Participantes da mesa Além da Casa Grande em Paraty
Frâncio de Holanda
Participantes da mesa Além da Casa Grande em Paraty
Dez entre dez pessoas que citam a obra do sociólogo Gilberto Freyre, conhecendo-a ou não, vão fazer referência ao livro Casa-grande & senzala . Por sua importância ou por desconhecimento de todos os outros. Como é inevitável, sobre uma ou outra passagem ou ideia mais difundida de um clássico se sustenta toda uma ciência de botequim. Para ajudar o público da Flip interessado na obra do homenageado deste ano a fugir dessa armadilha, foi organizada a mesa “Além da Casa-grande”, com o africanista Alberto Costa e Silva, a historiadora Maria Lúcia Pallares-Burke e a socióloga Angela Alonso.

Três grandes acadêmicos falando de outro: risco de seminário, com a densidade e profundidade características – pontos a favor –, e a leitura de apontamentos escritos previamente tentando simular uma fala espontânea – ponto contra. Embora nem de longe tenha sido uma das mesas mais empolgantes do evento, os convidados conseguiram se equilibrar entre esses pontos, e o debate deve ter agradado e desagradado em igual parte o público sempre mais ávido por ficção ou anedotas biográficas.

Como previa o mote do encontro, cada participante falou de um livro menos conhecido do pernambucano, sob mediação da antropóloga e professora da USP Lilia Schwarcz. Costa e Silva discorreu sobre Nordeste , de 1937, que trata dos impactos do avanço da cana pelo litoral nordestino e da importância do negro na formação do brasileiro. Para ele, Freyre “era voltado para o mundo pequenino, para o que tem importância parecendo não ter” e destacou as análises das casas com fachada para o rio, das canoas, do papel do cavalo, do boi e da cabra.

Maria Lúcia Pallares-Burke falou de Ingleses no Brasil , de 1948, em que Freyre, apaixonado pela Inglaterra e sua cultura, compara hábitos, produtos e ideias britânicas e brasileiras, buscando sempre o que há para além dos esteriótipos.

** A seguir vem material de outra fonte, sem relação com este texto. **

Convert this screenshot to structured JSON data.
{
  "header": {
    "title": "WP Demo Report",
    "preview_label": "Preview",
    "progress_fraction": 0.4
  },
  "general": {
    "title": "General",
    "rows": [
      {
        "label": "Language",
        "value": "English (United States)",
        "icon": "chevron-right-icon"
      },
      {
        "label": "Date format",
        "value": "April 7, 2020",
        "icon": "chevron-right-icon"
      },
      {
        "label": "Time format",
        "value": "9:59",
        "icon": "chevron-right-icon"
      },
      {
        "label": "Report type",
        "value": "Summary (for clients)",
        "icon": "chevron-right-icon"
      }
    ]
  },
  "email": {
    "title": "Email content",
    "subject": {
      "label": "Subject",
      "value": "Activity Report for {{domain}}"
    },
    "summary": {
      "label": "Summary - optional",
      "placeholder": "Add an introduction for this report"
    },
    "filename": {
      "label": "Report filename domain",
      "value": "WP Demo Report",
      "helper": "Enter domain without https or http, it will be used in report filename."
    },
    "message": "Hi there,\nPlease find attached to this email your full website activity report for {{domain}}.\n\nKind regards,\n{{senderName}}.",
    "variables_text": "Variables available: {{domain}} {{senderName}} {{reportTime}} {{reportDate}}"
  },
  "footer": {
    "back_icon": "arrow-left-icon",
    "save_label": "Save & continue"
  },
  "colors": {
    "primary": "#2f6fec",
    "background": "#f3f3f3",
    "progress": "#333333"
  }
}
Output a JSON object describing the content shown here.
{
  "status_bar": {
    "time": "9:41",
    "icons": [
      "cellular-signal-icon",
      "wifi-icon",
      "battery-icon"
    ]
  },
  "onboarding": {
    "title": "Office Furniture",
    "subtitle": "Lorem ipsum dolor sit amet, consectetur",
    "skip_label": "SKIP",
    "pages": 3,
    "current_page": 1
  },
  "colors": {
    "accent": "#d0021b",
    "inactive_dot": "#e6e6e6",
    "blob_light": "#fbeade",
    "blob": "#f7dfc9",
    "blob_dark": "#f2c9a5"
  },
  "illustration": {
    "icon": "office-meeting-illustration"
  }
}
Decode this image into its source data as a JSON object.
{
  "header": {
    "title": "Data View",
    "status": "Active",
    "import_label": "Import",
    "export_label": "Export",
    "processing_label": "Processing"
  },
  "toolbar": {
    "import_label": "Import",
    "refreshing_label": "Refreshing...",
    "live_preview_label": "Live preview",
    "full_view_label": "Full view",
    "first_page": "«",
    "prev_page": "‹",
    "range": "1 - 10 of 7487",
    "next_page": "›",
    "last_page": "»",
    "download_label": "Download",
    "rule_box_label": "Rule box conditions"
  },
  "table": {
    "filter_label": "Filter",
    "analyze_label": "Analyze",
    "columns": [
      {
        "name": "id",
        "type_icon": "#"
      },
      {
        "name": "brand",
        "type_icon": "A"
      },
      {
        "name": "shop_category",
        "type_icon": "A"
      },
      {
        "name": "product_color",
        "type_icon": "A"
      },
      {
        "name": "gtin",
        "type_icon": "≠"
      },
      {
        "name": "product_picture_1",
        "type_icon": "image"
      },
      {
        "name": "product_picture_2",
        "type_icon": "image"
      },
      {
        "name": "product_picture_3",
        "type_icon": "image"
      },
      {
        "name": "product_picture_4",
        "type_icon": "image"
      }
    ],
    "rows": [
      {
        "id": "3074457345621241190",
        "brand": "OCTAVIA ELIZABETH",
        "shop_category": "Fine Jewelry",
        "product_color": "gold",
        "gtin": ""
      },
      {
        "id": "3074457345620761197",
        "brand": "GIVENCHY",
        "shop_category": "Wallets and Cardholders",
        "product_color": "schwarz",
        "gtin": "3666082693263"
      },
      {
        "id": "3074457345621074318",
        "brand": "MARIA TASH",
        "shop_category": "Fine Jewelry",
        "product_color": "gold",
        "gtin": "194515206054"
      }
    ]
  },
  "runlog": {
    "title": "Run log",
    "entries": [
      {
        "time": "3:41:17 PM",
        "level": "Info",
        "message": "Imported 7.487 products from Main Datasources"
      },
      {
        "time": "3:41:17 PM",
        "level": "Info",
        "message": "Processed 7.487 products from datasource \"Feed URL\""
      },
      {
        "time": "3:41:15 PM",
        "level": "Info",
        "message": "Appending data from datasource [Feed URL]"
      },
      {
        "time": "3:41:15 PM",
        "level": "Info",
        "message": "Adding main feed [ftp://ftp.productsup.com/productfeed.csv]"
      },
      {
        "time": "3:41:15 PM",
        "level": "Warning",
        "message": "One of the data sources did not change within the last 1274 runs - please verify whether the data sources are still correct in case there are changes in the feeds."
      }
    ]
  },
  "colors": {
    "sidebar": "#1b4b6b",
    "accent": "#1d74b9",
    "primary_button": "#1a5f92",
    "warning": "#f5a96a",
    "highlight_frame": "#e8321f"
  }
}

A socióloga Angela Alonso, por sua vez, elegeu Ordem e progresso , de 1957, que encerra a série que contém Casa-grande & Senzala e Sobrados e mucambos , os livros mais conhecidos do sociólogo pernambucano. Da obra, sobre a “desagregação da sociedade patriarcal no Brasil”, Alonso destacou a liberdade narrativa utilizada por Freyre, numa espécie de “sociologia proustiana”, e sua metodologia inovadora, que se serve de fontes insólitas como anúncios de jornal e propagandas de remédio, e é, por vezes, pouco conclusiva.